Doral Notebook

No. 1 a pushover, but No. 18 still defines Blue Monster

As expected, the TPC Blue Monster’s easiest hole propels golfers, and its most difficult greets them at the end.

Through three days, the par-5, 529-yard first hole has given up 104 birdies and six eagles. That’s more birdies than pars (81) and bogeys (four) combined. The average score is 4.426 or .574 under par.

Meanwhile, Tiger Woods’ birdie on the par-4, 467-yard 18th hole was only the 16th in the first three rounds. The maw of The Blue Monster devoured 32 bogeys, 14 double bogeys and three triple bogeys. The scoring average is 4.272, or .272 over par.

Rose wilts

Justin Rose, the 2012 WGC-Cadillac Championship winner, is tied for 19th at 6-under-par 210. Rose made a charge Friday up the leaderboard to 8-under with seven holes remaining. It certainly seemed he could push right into the lead pack with a finish in line with the birdie-heavy overall play of the day.

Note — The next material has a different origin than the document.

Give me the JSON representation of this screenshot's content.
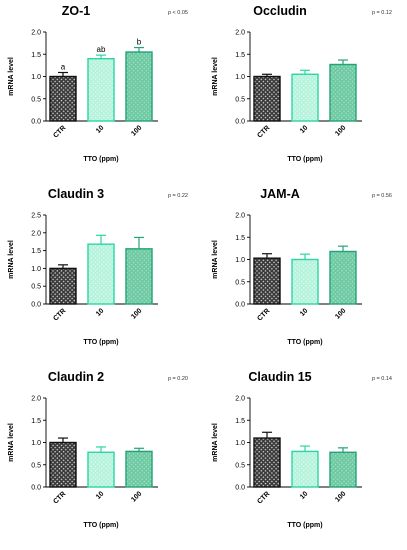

But Rose not only didn’t get another birdie, but also made bogey on No. 7 and closed with a triple bogey on the par-3 ninth hole. On Saturday, after the customary birdie on No. 1, he double bogeyed the 438-yard par-4 third hole. Birdies at Nos. 8, 10 and 11 got him back to 6-under, but he went no farther.

Thompson solid

Among those shooting 5-under 67 Saturday, the best third round score, was last week’s Honda Classic winner Michael Thompson. Thompson is tied for fifth at 11-under 205 with Sergio Garcia, Charl Schwartzel and Keegan Bradley.

In fact, Garcia and Thompson were the best scoring twosome of the day, getting the two 67s that didn’t belong to Woods or Belgium’s Nicolas Colsaerts.

“He played very solid,” Garcia said of Thompson. “Obviously, he didn’t really miss a lot of shots. He hit some really good putts. And we both played fairly well. I obviously struggled a little bit with the wind on some shots that I hit well and misclubbed because of it, but other than that, for the most part, I hit the ball fairly well, and I’m happy with that.”

History lesson

As Phil Mickelson pointed out after Saturday’s round, each of the past two years at Doral the winner hasn’t come from the final twosome.

Last year, Rose started Sunday three shots behind Bubba Watson and beat Watson by one. Nick Watney started Sunday in 2011 two shots behind Dustin Johnson and beat Watson by two.

Neither case involved Woods and a four-shot lead. Woods won in 2006 and 2007 as the leader after three rounds.

And the four previous holders of four-shot leads going into the final round at Doral — Woods (2007), Geoff Ogilvy (2008), Lee Trevino (1973) and Hubert Green (1976) — all wound up with the winner’s check.

McIlroy optimistic

Rory McIlroy, the No. 1 golfer in the world, continued his struggles Saturday. He shot a 1-under 71 to go with earlier rounds of 73 and 69 for a 3-under 213 total, putting him in a tie for 30th.

Off the course, McIlroy has been criticized for dropping out of the Honda Classic a week ago. Despite those problems, he said his game, obviously bothered by a swing change and a change in clubs, is moving in the right direction.

“Look, I know that I’m moving forward in my game, and I’m going in the right direction, so another productive day Sunday and it will give me something to work on and work towards for the next few weeks.”

Of the Cadillac Championship, he said, “Doesn’t really matter about the scores, but I was just pleased about the shots I was hitting.”

McIlroy took time to compliment Woods.

“He’s such a solid player,” he said. “He does everything well. Everything is just very, very strong.”

Bill Van Smith contributed to this report.